Even if you have no earthly idea that you are breaking a law, according to United States law, you are still responsible for your actions. This concept is known as “Ignorantia juris non excusat” in Latin, which means “Ignorance of the law excuses not.” There is another similar phrase, “Ignoranti legis neminem excusat,” meaning “ignorance of the law excuses no one.” The concept, entrenched in American jurisprudence since Thomas Jefferson, relies on the understanding that the administration of justice becomes impossible the moment someone can excuse themselves by claiming they didn’t know about the law they broke. But even so, there remain cases where the Supreme Court has accepted an ignorance of the law defense. Keep reading to learn what those instances were, and contact a tough and compassionate Bergen County criminal defense lawyer to battle alongside you if you are facing charges.
Rules that Favor Defendants Regarding Ignorance of the Law
In the modern day, the United States quite literally has tens of thousands of laws between the many jurisdictions that make up the country. On its face, this would make it unreasonable for anyone to have an up-to-date mental registry of every law which might apply to them.

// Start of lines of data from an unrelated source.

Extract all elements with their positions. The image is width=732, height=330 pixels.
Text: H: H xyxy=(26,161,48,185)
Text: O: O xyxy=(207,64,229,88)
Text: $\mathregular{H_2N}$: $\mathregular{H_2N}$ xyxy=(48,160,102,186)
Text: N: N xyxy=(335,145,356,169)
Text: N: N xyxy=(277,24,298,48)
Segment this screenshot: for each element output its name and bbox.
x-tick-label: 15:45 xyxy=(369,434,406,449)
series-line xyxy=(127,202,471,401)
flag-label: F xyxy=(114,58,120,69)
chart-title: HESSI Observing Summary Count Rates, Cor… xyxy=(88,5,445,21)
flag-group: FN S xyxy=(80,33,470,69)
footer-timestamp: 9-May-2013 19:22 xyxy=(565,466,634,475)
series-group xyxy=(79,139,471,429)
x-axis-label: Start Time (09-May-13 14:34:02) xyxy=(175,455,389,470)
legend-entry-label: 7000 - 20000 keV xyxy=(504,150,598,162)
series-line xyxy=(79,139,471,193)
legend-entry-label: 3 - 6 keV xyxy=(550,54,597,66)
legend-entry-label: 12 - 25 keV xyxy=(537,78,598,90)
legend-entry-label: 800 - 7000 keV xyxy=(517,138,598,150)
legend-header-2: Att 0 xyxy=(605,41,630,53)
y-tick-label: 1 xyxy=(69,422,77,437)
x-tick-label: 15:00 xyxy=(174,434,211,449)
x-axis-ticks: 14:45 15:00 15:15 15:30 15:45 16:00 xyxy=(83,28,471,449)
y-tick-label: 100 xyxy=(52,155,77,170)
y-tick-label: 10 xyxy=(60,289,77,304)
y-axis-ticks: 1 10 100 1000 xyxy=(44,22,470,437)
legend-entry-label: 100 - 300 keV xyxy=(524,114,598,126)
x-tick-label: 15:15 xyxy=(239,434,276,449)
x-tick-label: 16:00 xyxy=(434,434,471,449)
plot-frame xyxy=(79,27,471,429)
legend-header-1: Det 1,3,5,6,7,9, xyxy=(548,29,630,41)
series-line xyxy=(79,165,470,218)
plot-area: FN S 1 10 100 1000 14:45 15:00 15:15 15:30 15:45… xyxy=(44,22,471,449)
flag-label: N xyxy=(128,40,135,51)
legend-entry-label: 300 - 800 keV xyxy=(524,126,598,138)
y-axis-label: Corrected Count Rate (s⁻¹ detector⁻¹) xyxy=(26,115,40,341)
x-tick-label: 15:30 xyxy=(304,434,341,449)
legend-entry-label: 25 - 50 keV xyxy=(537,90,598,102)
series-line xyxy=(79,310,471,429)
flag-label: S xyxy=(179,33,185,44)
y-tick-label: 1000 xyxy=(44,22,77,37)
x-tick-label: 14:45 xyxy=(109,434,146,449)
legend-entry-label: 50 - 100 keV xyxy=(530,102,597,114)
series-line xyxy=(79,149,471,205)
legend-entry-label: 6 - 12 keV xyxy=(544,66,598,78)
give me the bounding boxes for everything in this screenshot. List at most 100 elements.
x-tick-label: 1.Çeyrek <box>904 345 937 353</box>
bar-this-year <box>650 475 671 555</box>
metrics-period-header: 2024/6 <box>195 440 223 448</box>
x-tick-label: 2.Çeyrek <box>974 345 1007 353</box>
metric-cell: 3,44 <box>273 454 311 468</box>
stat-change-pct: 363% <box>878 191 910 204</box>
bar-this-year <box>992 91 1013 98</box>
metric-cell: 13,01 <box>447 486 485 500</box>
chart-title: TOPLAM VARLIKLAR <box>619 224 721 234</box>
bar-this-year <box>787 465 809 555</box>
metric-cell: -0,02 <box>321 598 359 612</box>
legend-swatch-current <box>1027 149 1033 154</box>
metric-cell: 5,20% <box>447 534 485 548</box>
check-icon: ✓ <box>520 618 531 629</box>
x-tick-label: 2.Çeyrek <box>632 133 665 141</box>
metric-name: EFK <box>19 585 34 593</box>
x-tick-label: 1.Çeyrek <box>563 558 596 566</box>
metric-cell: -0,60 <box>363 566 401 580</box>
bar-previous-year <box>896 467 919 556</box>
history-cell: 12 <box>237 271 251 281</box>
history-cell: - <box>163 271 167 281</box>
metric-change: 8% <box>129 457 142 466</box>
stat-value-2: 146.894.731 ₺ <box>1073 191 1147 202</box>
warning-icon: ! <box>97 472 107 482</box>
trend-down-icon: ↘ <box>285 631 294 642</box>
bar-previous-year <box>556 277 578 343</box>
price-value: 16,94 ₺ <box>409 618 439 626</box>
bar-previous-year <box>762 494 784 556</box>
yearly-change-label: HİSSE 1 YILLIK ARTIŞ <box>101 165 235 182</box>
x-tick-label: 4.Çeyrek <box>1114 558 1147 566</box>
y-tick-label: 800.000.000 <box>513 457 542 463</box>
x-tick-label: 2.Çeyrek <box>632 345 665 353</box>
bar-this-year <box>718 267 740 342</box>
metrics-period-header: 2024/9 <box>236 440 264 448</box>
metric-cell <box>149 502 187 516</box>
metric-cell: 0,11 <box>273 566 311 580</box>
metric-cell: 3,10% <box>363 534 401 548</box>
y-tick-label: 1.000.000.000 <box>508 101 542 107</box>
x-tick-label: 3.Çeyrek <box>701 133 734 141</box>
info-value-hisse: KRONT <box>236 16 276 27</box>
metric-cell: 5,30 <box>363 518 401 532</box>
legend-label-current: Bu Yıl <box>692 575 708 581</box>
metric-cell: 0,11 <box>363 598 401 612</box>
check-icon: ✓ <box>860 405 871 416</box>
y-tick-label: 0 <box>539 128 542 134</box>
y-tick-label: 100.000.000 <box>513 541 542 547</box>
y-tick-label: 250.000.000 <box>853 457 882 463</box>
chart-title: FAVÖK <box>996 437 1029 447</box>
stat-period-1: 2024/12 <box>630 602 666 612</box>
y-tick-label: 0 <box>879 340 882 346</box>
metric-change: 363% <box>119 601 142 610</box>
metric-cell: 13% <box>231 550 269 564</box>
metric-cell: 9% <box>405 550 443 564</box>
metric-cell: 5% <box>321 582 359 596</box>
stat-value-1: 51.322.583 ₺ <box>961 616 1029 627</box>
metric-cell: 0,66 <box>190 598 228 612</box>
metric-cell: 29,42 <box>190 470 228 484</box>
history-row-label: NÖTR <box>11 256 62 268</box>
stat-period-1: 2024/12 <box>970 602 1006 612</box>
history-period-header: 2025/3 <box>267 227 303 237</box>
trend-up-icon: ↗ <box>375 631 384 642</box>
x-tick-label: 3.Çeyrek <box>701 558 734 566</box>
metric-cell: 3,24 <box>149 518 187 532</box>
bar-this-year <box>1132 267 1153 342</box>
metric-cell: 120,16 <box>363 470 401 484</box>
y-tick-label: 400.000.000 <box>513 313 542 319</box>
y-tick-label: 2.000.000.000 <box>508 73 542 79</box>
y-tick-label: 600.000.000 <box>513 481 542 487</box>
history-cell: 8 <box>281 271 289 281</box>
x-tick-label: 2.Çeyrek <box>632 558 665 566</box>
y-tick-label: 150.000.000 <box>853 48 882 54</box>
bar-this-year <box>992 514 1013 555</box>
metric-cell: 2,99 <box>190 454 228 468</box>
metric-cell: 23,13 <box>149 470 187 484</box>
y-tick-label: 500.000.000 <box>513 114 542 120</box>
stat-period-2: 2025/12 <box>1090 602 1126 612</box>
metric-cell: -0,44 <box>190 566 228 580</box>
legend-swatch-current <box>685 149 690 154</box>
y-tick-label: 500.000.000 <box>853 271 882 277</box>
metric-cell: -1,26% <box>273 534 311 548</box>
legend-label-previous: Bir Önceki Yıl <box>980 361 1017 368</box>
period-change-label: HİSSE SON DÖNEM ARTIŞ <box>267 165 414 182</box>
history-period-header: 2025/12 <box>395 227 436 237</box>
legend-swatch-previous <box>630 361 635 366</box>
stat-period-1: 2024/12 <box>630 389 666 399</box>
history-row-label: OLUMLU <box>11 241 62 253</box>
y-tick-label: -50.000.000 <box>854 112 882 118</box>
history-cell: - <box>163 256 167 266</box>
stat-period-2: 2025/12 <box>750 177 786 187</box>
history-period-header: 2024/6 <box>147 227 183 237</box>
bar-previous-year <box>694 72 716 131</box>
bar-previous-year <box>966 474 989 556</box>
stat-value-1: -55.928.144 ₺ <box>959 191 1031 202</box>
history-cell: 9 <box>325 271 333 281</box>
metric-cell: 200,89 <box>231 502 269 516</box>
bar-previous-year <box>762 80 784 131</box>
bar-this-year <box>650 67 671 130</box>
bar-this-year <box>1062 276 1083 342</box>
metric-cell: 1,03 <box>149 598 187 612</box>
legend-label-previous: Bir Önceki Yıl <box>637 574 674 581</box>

However, in most cases, that kind of intricate knowledge isn’t necessary. Courts typically assume that most people will reasonably understand that open violence or dishonesty are criminal actions and that the government will appropriately announce any new law to the public.
The flip side of this understanding is that no one should be charged for actions that were not criminalized at the time of said action. Retroactive criminalization is simply not allowed. Here the principle is “nullum crimen sine lege,” or “no crime without law.”
Ambiguous laws have the potential for confusion and ease of misinterpretation. As such, logically ambiguous laws are similar to unannounced laws or laws that attempt to retroactively criminalize. Therefore the rule of lenity exists. This rule says that ambiguous laws should be interpreted in favor of the defendant.
Ignorance of the Law: A Supreme Court Success Story
In 1957, the Supreme Court decided Lambert v. California, 355 U.S. 225, a case where a defendant had to register as a felon after moving to Los Angeles and didn’t. Lambert had been found guilty of forgery and didn’t know she needed to register as a felon within five days of moving to Los Angeles.
Although previous courts did not allow her to use ignorance of the law as a defense, the Supreme Court declared this a “wholly passive act” on Lambert’s part. The Court reversed the punishment of a $250 fine and three years probation.
Writing for the majority, Justice William Douglas stated, “Where a person did not know of the duty to register and where there was no proof of the probability of such knowledge, he may not be convicted consistent with due process.”